The Irani restaurants however are a dying breed for they are now afflicted with another malady, the eaters penchant for South Indian quickie healthy food like idlis and dosas, compared to liberal dabs of butter on fresh ‘pav’ with a double omlete – Mahadevan explains in his blog how they have given way to suave Shettys and their udupi restaurants. As he says, the dull looking fair complexioned Irani’s proved to be of no match to the enterprising Sadanand Shetty’s. And he puts it aptly, stating ‘Unlike Udipi hotels, in Irani Restaurants we spend more time and less money.

But then there is always the scene from OATIM that you can go back to or see one of the Basu chatterjee movies with the Parsees.
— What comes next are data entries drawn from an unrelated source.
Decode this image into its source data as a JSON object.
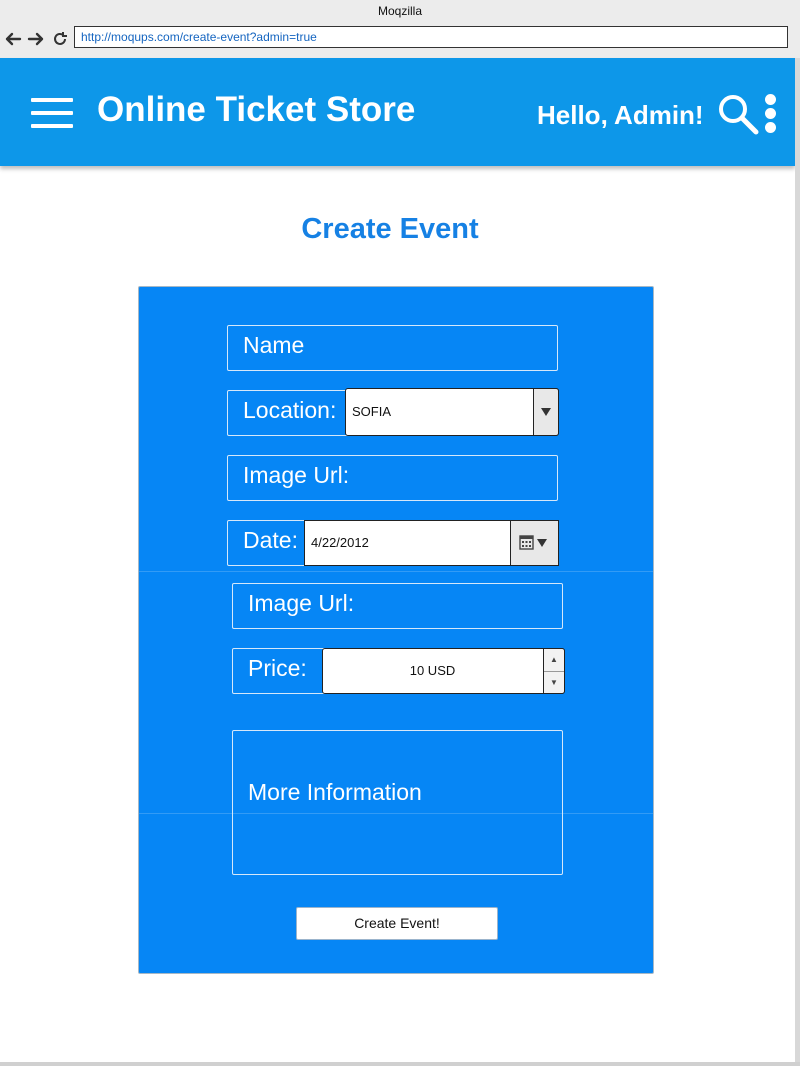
{
  "browser": {
    "window_title": "Moqzilla",
    "url": "http://moqups.com/create-event?admin=true"
  },
  "header": {
    "title": "Online Ticket Store",
    "greeting": "Hello, Admin!",
    "icons": [
      "menu-icon",
      "search-icon",
      "more-vertical-icon"
    ],
    "color": "#0d97e9"
  },
  "page": {
    "title": "Create Event"
  },
  "form": {
    "panel_color": "#0686f5",
    "name_label": "Name",
    "location_label": "Location:",
    "location_value": "SOFIA",
    "image_url_label": "Image Url:",
    "date_label": "Date:",
    "date_value": "4/22/2012",
    "image_url_label_2": "Image Url:",
    "price_label": "Price:",
    "price_value": "10 USD",
    "more_info_label": "More Information",
    "submit_label": "Create Event!"
  }
}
There is bound to be an Irani restaurant in some scene that you can relate to…

Some interesting articles on the Irani hotels

Asia times
Mumbai mania
A complete set of 3 articles on Irani restaurants by Golden ripples
Article 2
Article 3


First report of the Royal commission on opium 1894, Vol 3
Journal of the society of arts 1802

Poster photo –
Brabourne restaurant – Wikipedia
Pallonji Raspberry drink
Bun pictures – Mumbai mania


Very exhaustive treatise. I know for certain that even in smaller towns tea shops used to boil the bark of poppy plant and mix it with tea. Tribals in Bastar also used to boil the bark in water and relished the drink although it was bitter in taste.
harimohan said…
ya irani restaurants are a legend indeed ,the Buharis opposite presidency college chennai was also a similar one we have whiled many afternoons skipping zoology class in its emptiness ,one remembers the plate of fresh cakes they would place with the tea to tempt !
Maddy said…
Sankunny M says

My memory goes to 69-70 to Bombay when I read Iranian restaurants .The first things that struck when I enter their restaurant is the wooden chair , marble top table , large glass jars with cakes and of course a PHOTOGRAPHS OF THEIR GOD may Zoroaster near the cash counter. My favorite spots were , 1 opposite church gate station, 2, on the way to my office YAGAKSHEMA some what opposite HP petroleum HQ., and AIR Bombay(B.R), of course one at Matunga/Dadar.
I remember with tea they will place a typical glass ware , on the top of it some cakes. While billing they will have look on it and charge for the MISSING items!.
bee said…
Yeah, Irani restaurants are fabulous. A part of Bombay was lost when the "big one" closed. Thanks for the interesting post

BTW, the link to our site on your post is misspelt.
Fabi Shaikh said…
But why they stop using this bark ??? Any problam with this khus khus???